Cette année, son rythme et son statut ont changé. Désormais pilote officiel du team britannique, Pierre-Louis Loubet participe cette fois aux 13 manches du WRC. Une saison complète qui nécessite une certaine préparation. Sur et en dehors des routes.
Entre une session d'essais en Espagne et une séance de sport près de Paris, il a répondu aux questions de France 3 Corse. Interview.
"Je pense avoir passé un cap en vitesse de pointe"
France 3 Corse : vous avez commencé l'année en abandonnant au Monte-Carlo avant de terminer sixième sur les routes enneigées de Suède, où vous avez marqué vos 8 premiers points de la saison. Comment analysez-vous ces deux premiers mois en tant que pilote officiel ?
Pierre-Louis Loubet : En termes de résultat, on n’a pas marqué de points au Monte-Carlo, ce qui n’est pas optimal. En Suède, pour une première participation là-bas, on a fait un bon rallye. Il manquait juste un poil de performance.
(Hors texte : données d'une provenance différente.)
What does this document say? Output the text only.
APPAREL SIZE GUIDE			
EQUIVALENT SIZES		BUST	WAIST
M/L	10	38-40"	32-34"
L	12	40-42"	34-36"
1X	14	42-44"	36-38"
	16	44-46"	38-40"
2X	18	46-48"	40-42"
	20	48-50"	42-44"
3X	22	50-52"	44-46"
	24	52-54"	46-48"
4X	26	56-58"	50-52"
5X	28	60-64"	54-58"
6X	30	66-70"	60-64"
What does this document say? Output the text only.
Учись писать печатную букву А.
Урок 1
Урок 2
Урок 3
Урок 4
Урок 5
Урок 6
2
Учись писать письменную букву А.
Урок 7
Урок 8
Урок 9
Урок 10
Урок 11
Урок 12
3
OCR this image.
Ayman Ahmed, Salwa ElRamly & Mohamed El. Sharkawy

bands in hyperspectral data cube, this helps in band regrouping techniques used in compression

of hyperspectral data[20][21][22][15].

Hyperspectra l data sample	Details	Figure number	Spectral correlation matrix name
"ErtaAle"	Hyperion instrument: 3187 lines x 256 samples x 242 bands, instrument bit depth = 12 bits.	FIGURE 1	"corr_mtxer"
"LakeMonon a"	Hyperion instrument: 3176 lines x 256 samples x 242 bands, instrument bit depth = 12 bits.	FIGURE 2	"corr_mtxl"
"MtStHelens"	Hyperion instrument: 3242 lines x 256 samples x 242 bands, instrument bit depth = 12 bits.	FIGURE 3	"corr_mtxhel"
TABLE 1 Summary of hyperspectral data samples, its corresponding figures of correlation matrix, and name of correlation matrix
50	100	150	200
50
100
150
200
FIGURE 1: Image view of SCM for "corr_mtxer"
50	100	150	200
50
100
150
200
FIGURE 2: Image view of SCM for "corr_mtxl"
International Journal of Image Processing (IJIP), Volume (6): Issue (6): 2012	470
Aujourd’hui, le niveau en WRC est devenu très serré. On peut vite se retrouver un cran derrière. Il n’y a plus un seul pilote qui est novice. C’est donc très difficile de figurer dans le top 5. J’ai donc été un peu déçu au Monte-Carlo parce qu’on avait un bon niveau de performance sur l’asphalte avec la voiture. En Suède, j’ai été satisfait, surtout avec la petite préparation qu’on a eue. Cela permet d’emmagasiner de l’expérience à ce niveau. Après, je sais que le début de saison risque d’être un peu délicat. Il y aura beaucoup de découvertes pour moi cette année avec des rallyes que je n’ai encore jamais faits.
Ce sera le cas de celui du Mexique qui aura lieu du 16 au 19 mars. Vous l’avez préparé sur les routes en terre du sud de l’Espagne. Pourquoi ce choix ?
Nous avons effectué une grosse journée d’essai jeudi dernier en Andalousie, près de Malaga. Nous sommes allés là-bas car c’est une terre qui ressemble beaucoup à celle que l’on va avoir au Mexique, avec peu de grip. On essaie de trouver des routes qui peuvent reproduire la sensation qu’on va retrouver lors de l’épreuve. On a donc fait beaucoup de tests et d’essais pour voir ce que l’on peut régler sur la voiture. Ensuite, on choisit un réglage avec lequel on va démarrer le rallye. Ces tests sont donc très, très importants.
Cette journée de test a lieu avant chaque épreuve ?
Oui. La spécificité du rallye fait qu’on ne s’entraîne pas tous les jours. Avant chaque course, on a donc cette journée d’essais qui est primordiale car elle va conditionner la course à venir. On y met donc beaucoup d’intensité pour choisir les bons réglages, et vraiment préparer au maximum la voiture.
Au Mexique, les routes du rallye se situent toutes en altitude. Cela nécessite-il une préparation particulière ?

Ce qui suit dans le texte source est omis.